程炎也道:“你知道方子归吧?他那么想成为徐山长的弟子,也是因为这件事情。论和徐小姐的相处时间以及山长的器重程度,好友之子是很难越过亲身相授的徒弟的。”
见顾云霁还是不敢相信,程炎拍拍他的肩膀:“现在恐怕只有你不知道这一层的关系了,不过你也不用想太多,这种事谁也不会挑明。如苏旗所说,一切顺其自然,若你们有那个缘分自然好,若没有也不损失什么。”
听他们这样说,顾云霁措手不及,一时间脑子里乱乱的。
他可能……会成为老师的女婿?顾云霁有点难以想象。虽然他觉得徐书华是个很好的女子,长得漂亮还满腹才华,机敏好学又举止大方,给他留下了不错的印象,但他真没往这个方向想过。
若将来一定要娶一个妻子,对方是徐书华的话,好像也还不错……算了算了,想太远了。
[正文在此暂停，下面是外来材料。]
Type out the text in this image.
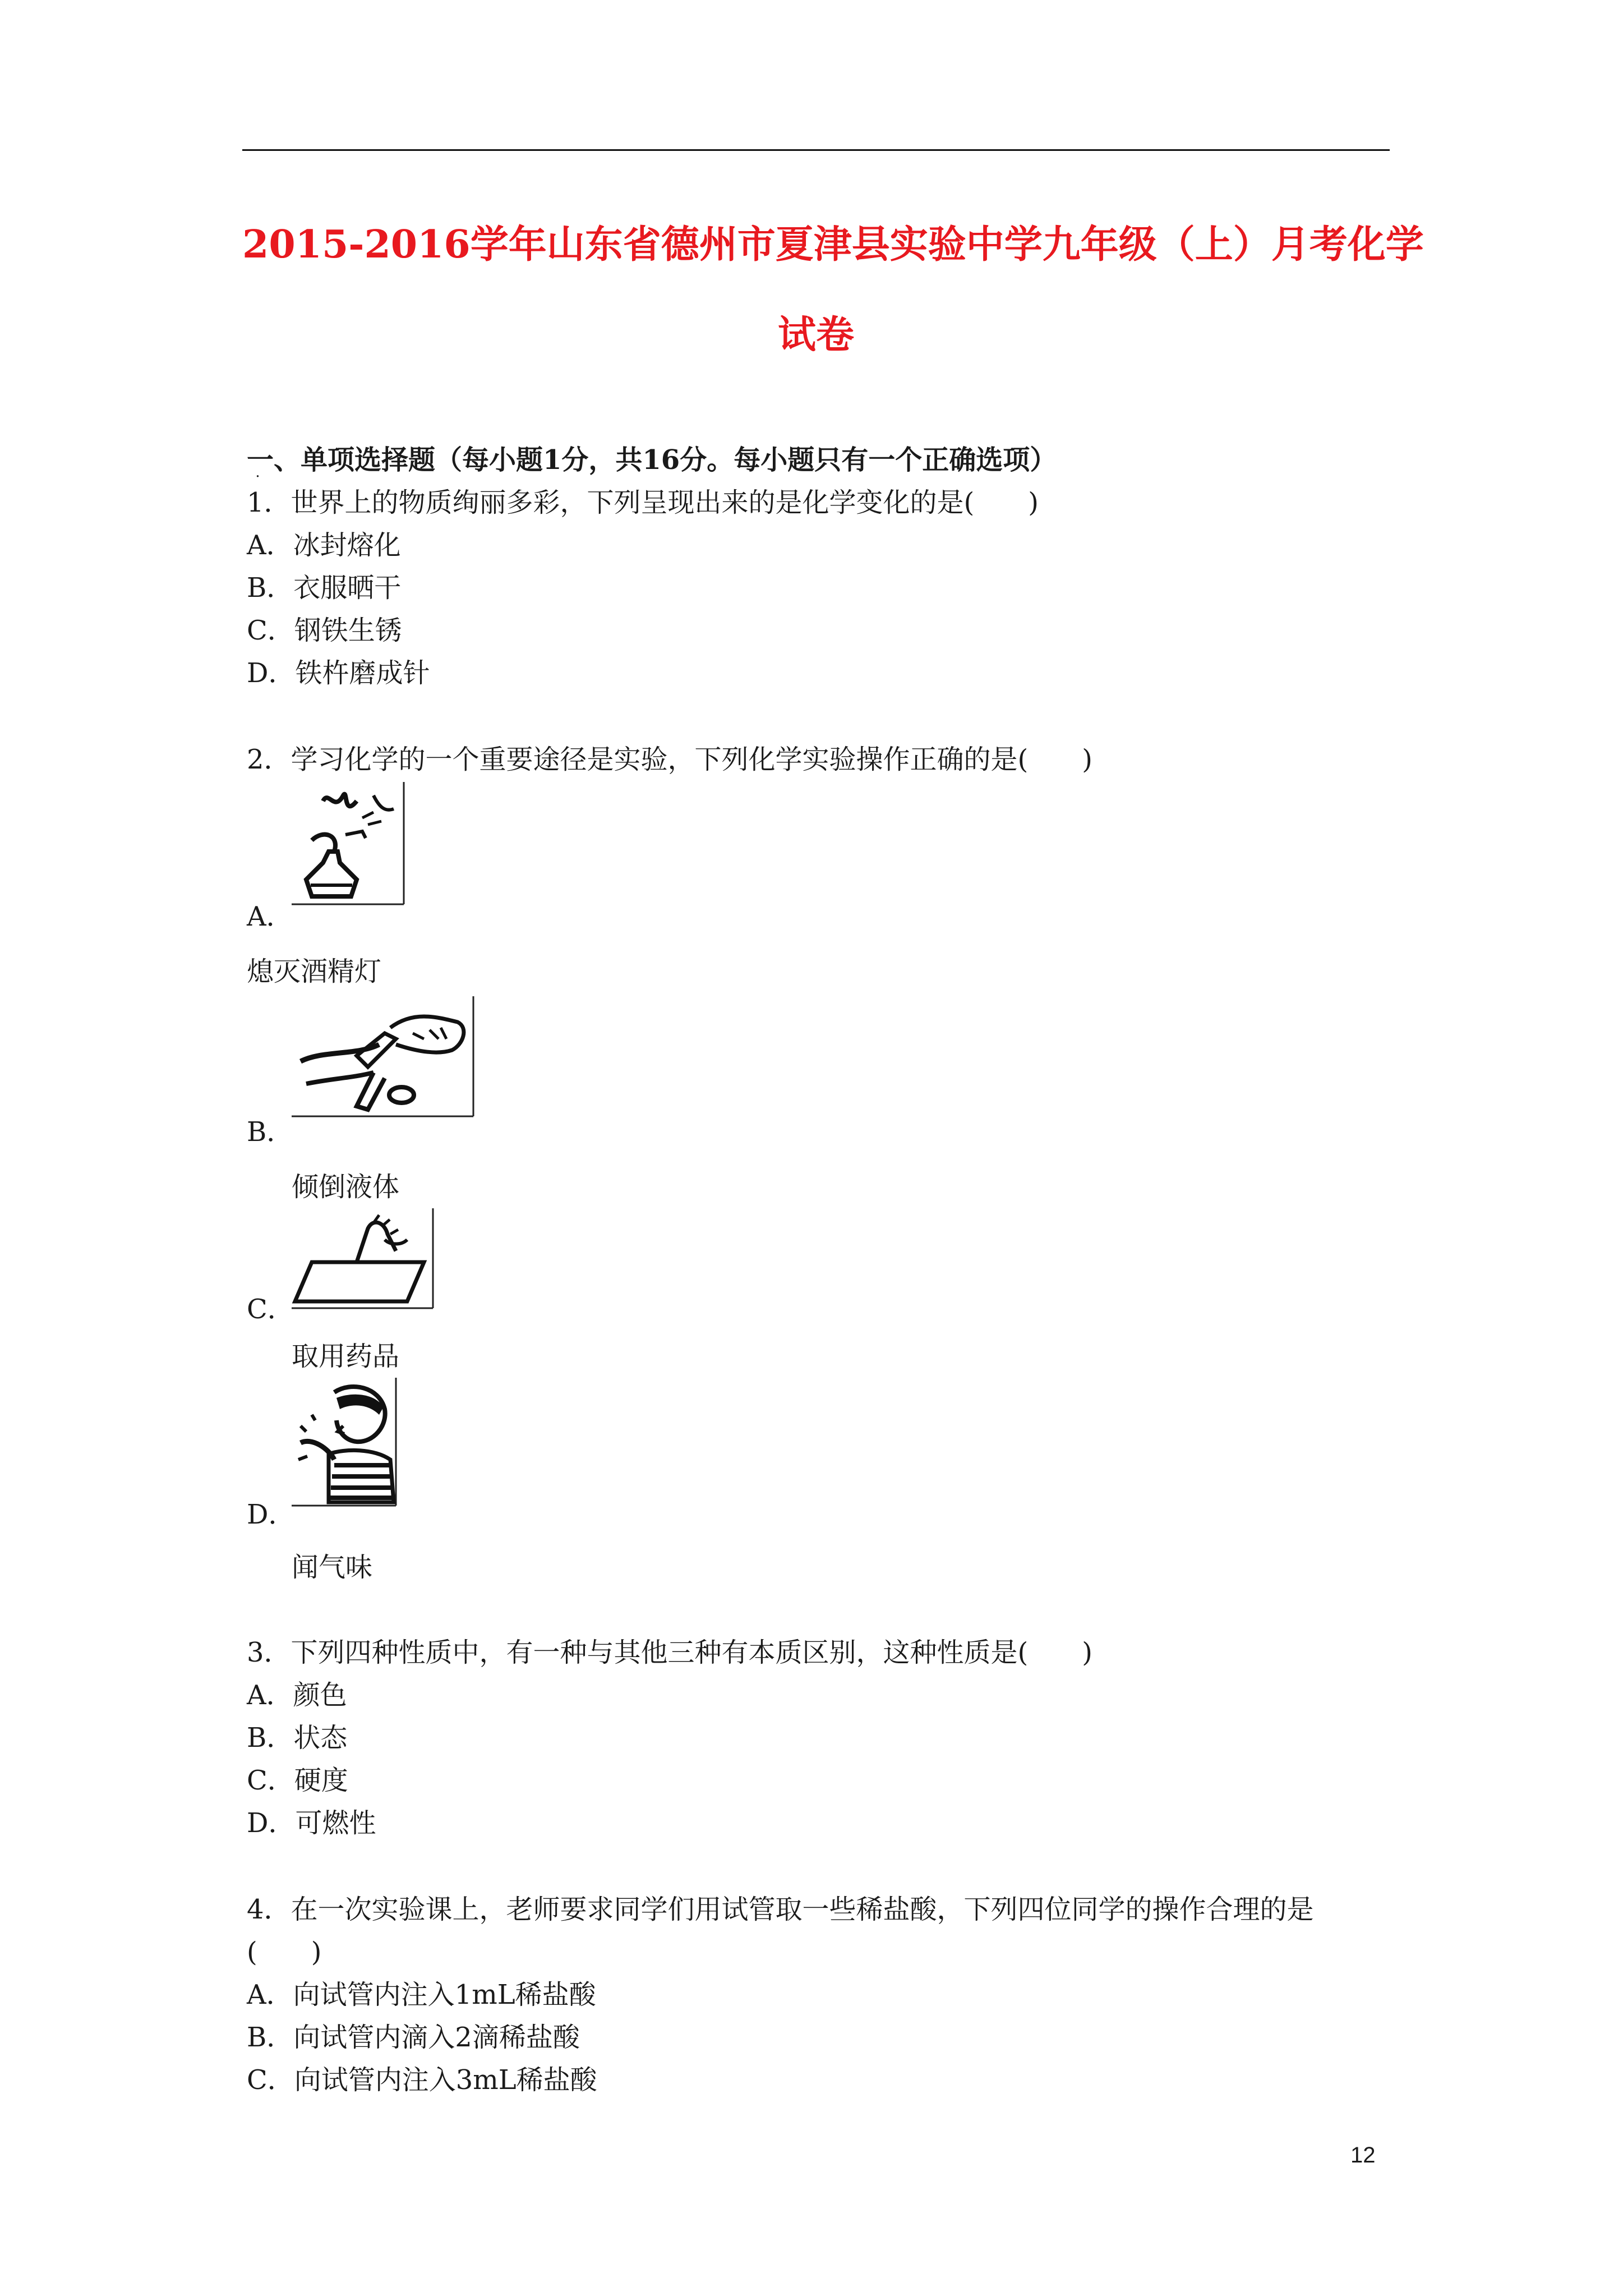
2015-2016学年山东省德州市夏津县实验中学九年级（上）月考化学
试卷
一、单项选择题（每小题1分，共16分。每小题只有一个正确选项）
˙
1．世界上的物质绚丽多彩，下列呈现出来的是化学变化的是(　　)
A．冰封熔化
B．衣服晒干
C．钢铁生锈
D．铁杵磨成针
2．学习化学的一个重要途径是实验，下列化学实验操作正确的是(　　)
A．
熄灭酒精灯
B．
倾倒液体
C．
取用药品
D．
闻气味
3．下列四种性质中，有一种与其他三种有本质区别，这种性质是(　　)
A．颜色
B．状态
C．硬度
D．可燃性
4．在一次实验课上，老师要求同学们用试管取一些稀盐酸，下列四位同学的操作合理的是
(　　)
A．向试管内注入1mL稀盐酸
B．向试管内滴入2滴稀盐酸
C．向试管内注入3mL稀盐酸
12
顾云霁抛开脑子里乱七八糟的想法,对着二人说道:“这事你们以后你们不要再说了,我倒是不怕什么,别坏了人家姑娘的名声。”
“好好好,我们不说,只要你平常心对待就行。”程炎笑着道,随后将此事按下不提。
喜宴直到日暮方歇,宾客陆续散去,张灯结彩的顾府慢慢安静下来。送别程炎,安顿好苏旗,顾云霁带着一身的疲惫早早回房休息了。
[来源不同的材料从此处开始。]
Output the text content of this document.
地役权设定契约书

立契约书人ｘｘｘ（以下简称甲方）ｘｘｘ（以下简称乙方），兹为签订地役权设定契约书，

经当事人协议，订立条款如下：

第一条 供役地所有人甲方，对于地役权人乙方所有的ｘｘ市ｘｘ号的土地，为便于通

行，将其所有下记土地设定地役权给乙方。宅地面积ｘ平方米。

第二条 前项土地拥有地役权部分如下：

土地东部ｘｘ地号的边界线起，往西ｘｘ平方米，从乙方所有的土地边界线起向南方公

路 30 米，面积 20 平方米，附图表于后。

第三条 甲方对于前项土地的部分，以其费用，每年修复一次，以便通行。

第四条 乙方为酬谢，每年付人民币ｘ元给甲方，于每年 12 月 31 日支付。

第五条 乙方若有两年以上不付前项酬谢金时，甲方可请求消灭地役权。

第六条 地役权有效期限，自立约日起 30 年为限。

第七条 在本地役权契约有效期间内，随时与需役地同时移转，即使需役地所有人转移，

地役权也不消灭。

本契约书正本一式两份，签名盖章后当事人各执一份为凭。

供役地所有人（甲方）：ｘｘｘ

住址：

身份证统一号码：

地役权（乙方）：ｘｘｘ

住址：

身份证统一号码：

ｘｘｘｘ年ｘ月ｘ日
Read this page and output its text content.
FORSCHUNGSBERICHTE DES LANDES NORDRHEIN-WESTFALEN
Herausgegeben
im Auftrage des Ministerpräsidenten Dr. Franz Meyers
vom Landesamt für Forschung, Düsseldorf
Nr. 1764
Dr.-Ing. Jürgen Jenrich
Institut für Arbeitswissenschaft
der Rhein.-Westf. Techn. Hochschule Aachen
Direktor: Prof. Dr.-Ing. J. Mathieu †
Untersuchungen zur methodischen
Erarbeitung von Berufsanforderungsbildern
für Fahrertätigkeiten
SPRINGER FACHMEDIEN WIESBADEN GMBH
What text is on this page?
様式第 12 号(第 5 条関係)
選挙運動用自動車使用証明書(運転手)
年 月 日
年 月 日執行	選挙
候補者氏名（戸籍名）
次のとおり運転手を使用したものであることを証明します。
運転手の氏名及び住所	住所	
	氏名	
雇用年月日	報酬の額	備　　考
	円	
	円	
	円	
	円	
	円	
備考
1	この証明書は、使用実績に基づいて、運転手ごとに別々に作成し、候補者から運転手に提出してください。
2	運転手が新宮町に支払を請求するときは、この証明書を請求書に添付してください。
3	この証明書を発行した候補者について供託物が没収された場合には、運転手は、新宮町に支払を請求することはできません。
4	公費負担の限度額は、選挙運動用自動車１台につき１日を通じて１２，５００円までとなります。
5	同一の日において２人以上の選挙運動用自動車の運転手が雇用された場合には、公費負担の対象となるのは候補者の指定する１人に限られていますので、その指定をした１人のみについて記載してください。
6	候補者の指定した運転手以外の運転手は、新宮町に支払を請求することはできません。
下人们在落日余晖里进行着清洗打扫的工作,此时再无他人烦扰,在新婚妻子的期待下,新郎怀着忐忑的心情迈进了洞房。
烛火摇曳,人影相对,婚房里新人的私语声隐不可闻,顾开祯和王夫人了却了心里的一件大事,热烈的笑容怕是还要在他们脸上留好几天。忙碌的一天终于结束,顾云霄的婚礼在众人的祝福声中也落下了帷幕。
巷子外飘来的粽子香味慢慢淡去,门外挂的艾草渐渐枯萎,本就短暂的端午在节日热闹的氛围里转瞬即过,夜深了,人们各自歇下,预备着太阳升起之后继续做自己该做的事情。